Code Napoléon sēvēlˈ [key], first modern legal code of France, promulgated by Napoleon I in 1804. The work of J. J. Cambacérès and a commission of four appointed by Napoleon I in 1800 was important in making the final draft. The Code Napoléon embodied the private law of France (i.e., law regulating relations between individuals) and, as modified by amendments, it is still in force in that country. It is a revised form of the Roman law, i.e., the civil law, which prevailed generally on the Continent. It shows, of course, many specific French modifications, some based on the Germanic law that had been in effect in N France.
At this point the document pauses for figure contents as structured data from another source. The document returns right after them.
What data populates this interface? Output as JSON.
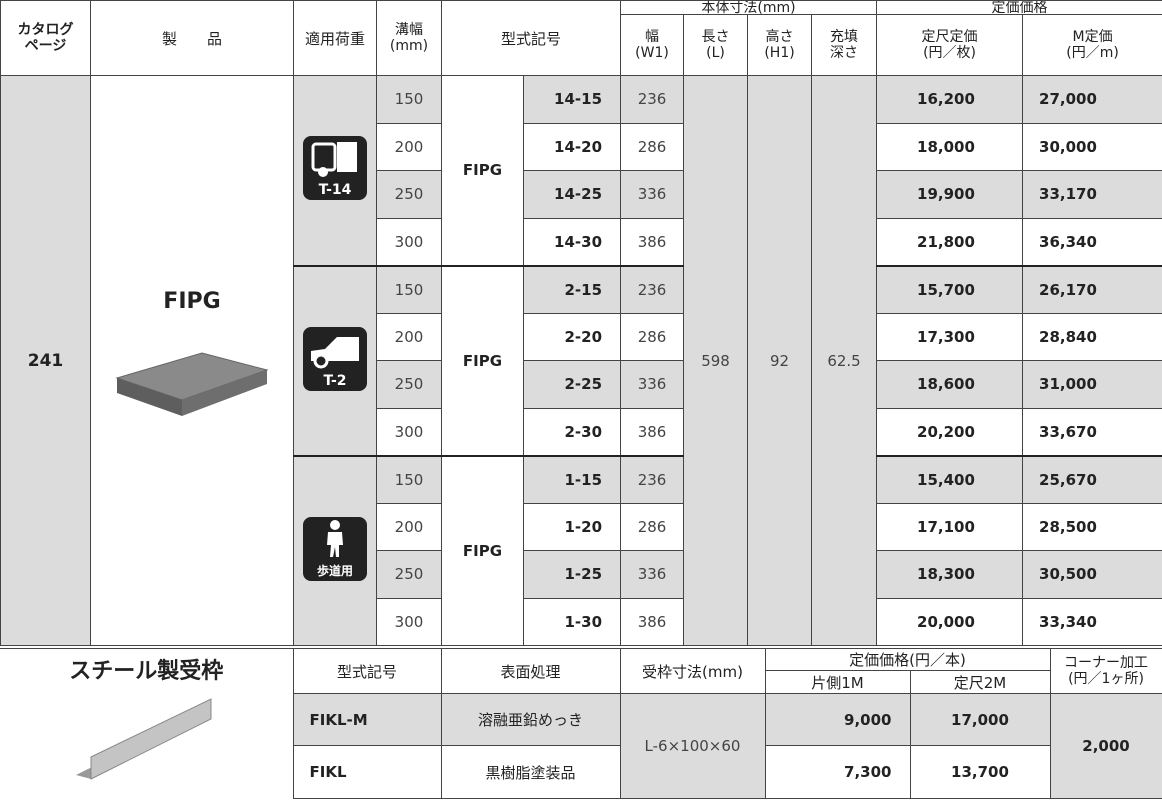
{
  "price_table": {
    "headers": {
      "catalog_page": [
        "カタログ",
        "ページ"
      ],
      "product": "製　　品",
      "load": "適用荷重",
      "width": [
        "溝幅",
        "(mm)"
      ],
      "model": "型式記号",
      "body_dims": "本体寸法(mm)",
      "w1": [
        "幅",
        "(W1)"
      ],
      "l": [
        "長さ",
        "(L)"
      ],
      "h1": [
        "高さ",
        "(H1)"
      ],
      "depth": [
        "充填",
        "深さ"
      ],
      "list_price": "定価価格",
      "unit_price": [
        "定尺定価",
        "(円／枚)"
      ],
      "m_price": [
        "M定価",
        "(円／m)"
      ]
    },
    "catalog_page": "241",
    "product": "FIPG",
    "l": "598",
    "h1": "92",
    "depth": "62.5",
    "groups": [
      {
        "icon_label": "T-14",
        "model": "FIPG",
        "rows": [
          [
            "150",
            "14-15",
            "236",
            "16,200",
            "27,000"
          ],
          [
            "200",
            "14-20",
            "286",
            "18,000",
            "30,000"
          ],
          [
            "250",
            "14-25",
            "336",
            "19,900",
            "33,170"
          ],
          [
            "300",
            "14-30",
            "386",
            "21,800",
            "36,340"
          ]
        ]
      },
      {
        "icon_label": "T-2",
        "model": "FIPG",
        "rows": [
          [
            "150",
            "2-15",
            "236",
            "15,700",
            "26,170"
          ],
          [
            "200",
            "2-20",
            "286",
            "17,300",
            "28,840"
          ],
          [
            "250",
            "2-25",
            "336",
            "18,600",
            "31,000"
          ],
          [
            "300",
            "2-30",
            "386",
            "20,200",
            "33,670"
          ]
        ]
      },
      {
        "icon_label": "歩道用",
        "model": "FIPG",
        "rows": [
          [
            "150",
            "1-15",
            "236",
            "15,400",
            "25,670"
          ],
          [
            "200",
            "1-20",
            "286",
            "17,100",
            "28,500"
          ],
          [
            "250",
            "1-25",
            "336",
            "18,300",
            "30,500"
          ],
          [
            "300",
            "1-30",
            "386",
            "20,000",
            "33,340"
          ]
        ]
      }
    ]
  },
  "frame_table": {
    "title": "スチール製受枠",
    "headers": {
      "model": "型式記号",
      "finish": "表面処理",
      "size": "受枠寸法(mm)",
      "list_price": "定価価格(円／本)",
      "one_side": "片側1M",
      "standard": "定尺2M",
      "corner": [
        "コーナー加工",
        "(円／1ヶ所)"
      ]
    },
    "size": "L-6×100×60",
    "corner_price": "2,000",
    "rows": [
      [
        "FIKL-M",
        "溶融亜鉛めっき",
        "9,000",
        "17,000"
      ],
      [
        "FIKL",
        "黒樹脂塗装品",
        "7,300",
        "13,700"
      ]
    ]
  }
}
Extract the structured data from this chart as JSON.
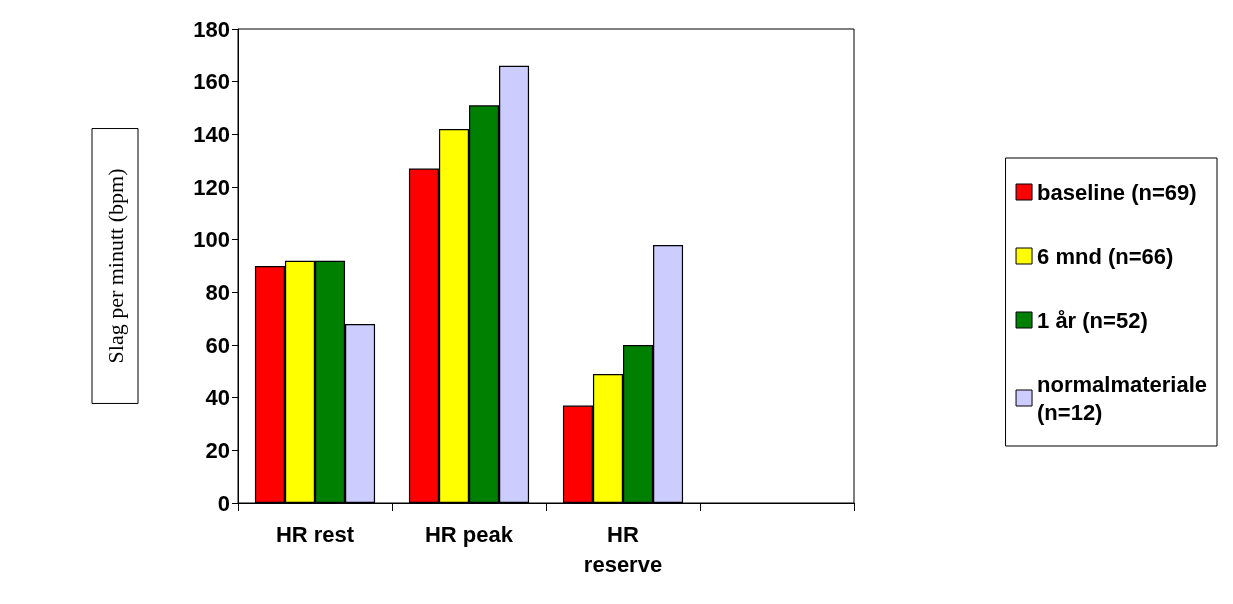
{
  "chart_data": {
    "type": "bar",
    "ylabel": "Slag per minutt (bpm)",
    "categories": [
      "HR rest",
      "HR peak",
      "HR\nreserve",
      null
    ],
    "series": [
      {
        "name": "baseline (n=69)",
        "color": "#ff0000",
        "values": [
          90,
          127,
          37,
          null
        ]
      },
      {
        "name": "6 mnd (n=66)",
        "color": "#ffff00",
        "values": [
          92,
          142,
          49,
          null
        ]
      },
      {
        "name": "1 år (n=52)",
        "color": "#008000",
        "values": [
          92,
          151,
          60,
          null
        ]
      },
      {
        "name": "normalmateriale\n(n=12)",
        "color": "#ccccff",
        "values": [
          68,
          166,
          98,
          null
        ]
      }
    ],
    "ylim": [
      0,
      180
    ],
    "yticks": [
      0,
      20,
      40,
      60,
      80,
      100,
      120,
      140,
      160,
      180
    ],
    "grid": false,
    "legend": "right"
  }
}
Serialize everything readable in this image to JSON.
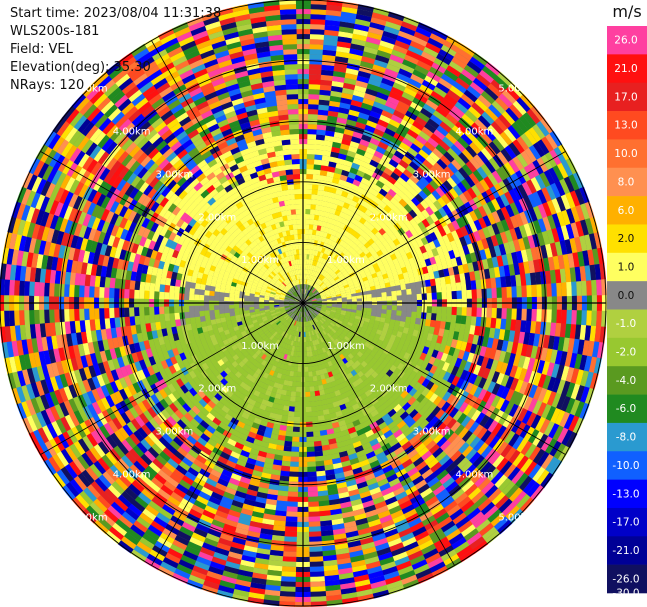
{
  "header": {
    "start_time": "Start time: 2023/08/04 11:31:38",
    "instrument": "WLS200s-181",
    "field": "Field: VEL",
    "elevation": "Elevation(deg): 35.30",
    "nrays": "NRays: 120"
  },
  "chart_data": {
    "type": "heatmap",
    "projection": "polar PPI",
    "field": "VEL",
    "unit": "m/s",
    "nrays": 120,
    "range_rings_km": [
      1.0,
      2.0,
      3.0,
      4.0,
      5.0
    ],
    "ring_label_text": [
      "1.00km",
      "2.00km",
      "3.00km",
      "4.00km",
      "5.00km"
    ],
    "max_range_km": 5.0,
    "colorbar": {
      "ticks": [
        "26.0",
        "21.0",
        "17.0",
        "13.0",
        "10.0",
        "8.0",
        "6.0",
        "2.0",
        "1.0",
        "0.0",
        "-1.0",
        "-2.0",
        "-4.0",
        "-6.0",
        "-8.0",
        "-10.0",
        "-13.0",
        "-17.0",
        "-21.0",
        "-26.0",
        "-30.0"
      ],
      "colors": [
        "#ff3fa0",
        "#ff1010",
        "#e82020",
        "#ff4a20",
        "#ff7030",
        "#ff9050",
        "#ffb000",
        "#ffe000",
        "#ffff60",
        "#888888",
        "#b0d040",
        "#98c830",
        "#5a9a20",
        "#208a20",
        "#2a9ad0",
        "#1060ff",
        "#0000ff",
        "#0000c8",
        "#000096",
        "#101060"
      ],
      "dark_text_index": [
        7,
        8,
        9
      ]
    },
    "wind_pattern": {
      "yellow_toward": "north",
      "green_toward": "south",
      "coherent_range_km": 2.2
    }
  }
}
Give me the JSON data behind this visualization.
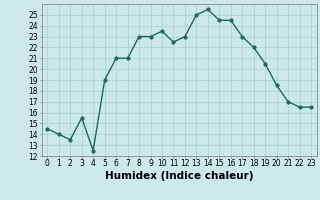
{
  "x": [
    0,
    1,
    2,
    3,
    4,
    5,
    6,
    7,
    8,
    9,
    10,
    11,
    12,
    13,
    14,
    15,
    16,
    17,
    18,
    19,
    20,
    21,
    22,
    23
  ],
  "y": [
    14.5,
    14,
    13.5,
    15.5,
    12.5,
    19,
    21,
    21,
    23,
    23,
    23.5,
    22.5,
    23,
    25,
    25.5,
    24.5,
    24.5,
    23,
    22,
    20.5,
    18.5,
    17,
    16.5,
    16.5
  ],
  "line_color": "#1a6b5a",
  "marker": "o",
  "marker_size": 2.0,
  "linewidth": 1.0,
  "bg_color": "#cce8e8",
  "grid_color": "#a8d0d0",
  "xlabel": "Humidex (Indice chaleur)",
  "xlim": [
    -0.5,
    23.5
  ],
  "ylim": [
    12,
    26
  ],
  "yticks": [
    12,
    13,
    14,
    15,
    16,
    17,
    18,
    19,
    20,
    21,
    22,
    23,
    24,
    25
  ],
  "xticks": [
    0,
    1,
    2,
    3,
    4,
    5,
    6,
    7,
    8,
    9,
    10,
    11,
    12,
    13,
    14,
    15,
    16,
    17,
    18,
    19,
    20,
    21,
    22,
    23
  ],
  "tick_fontsize": 5.5,
  "label_fontsize": 7.5
}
The code follows the Institutes of the Roman Corpus Juris Civilis in dividing civil law into personal status (e.g., marriage), property (e.g., easements), and the acquisition of property (e.g., wills), and it may be regarded as the first modern analogue to the Roman work. Not only was it applied by Napoleon to the territories under his control—N Italy, the Low Countries, and some of the German states—but it exerted a strong influence on Spain (and ultimately on the Latin American countries) and on all European countries except England. It was the forerunner, in France and elsewhere, of codifications of the other branches of law, including civil procedure, commercial law, and criminal law. Quebec prov. and the state of Louisiana owe much of their law to the Code Napoléon. In addition to the Code Civil, Napoleon was responsible for four other codes: the Code of Civil Procedure (1807), Commercial Code (1808), Code of Criminal Procedure (1811), and the Penal Code (1811).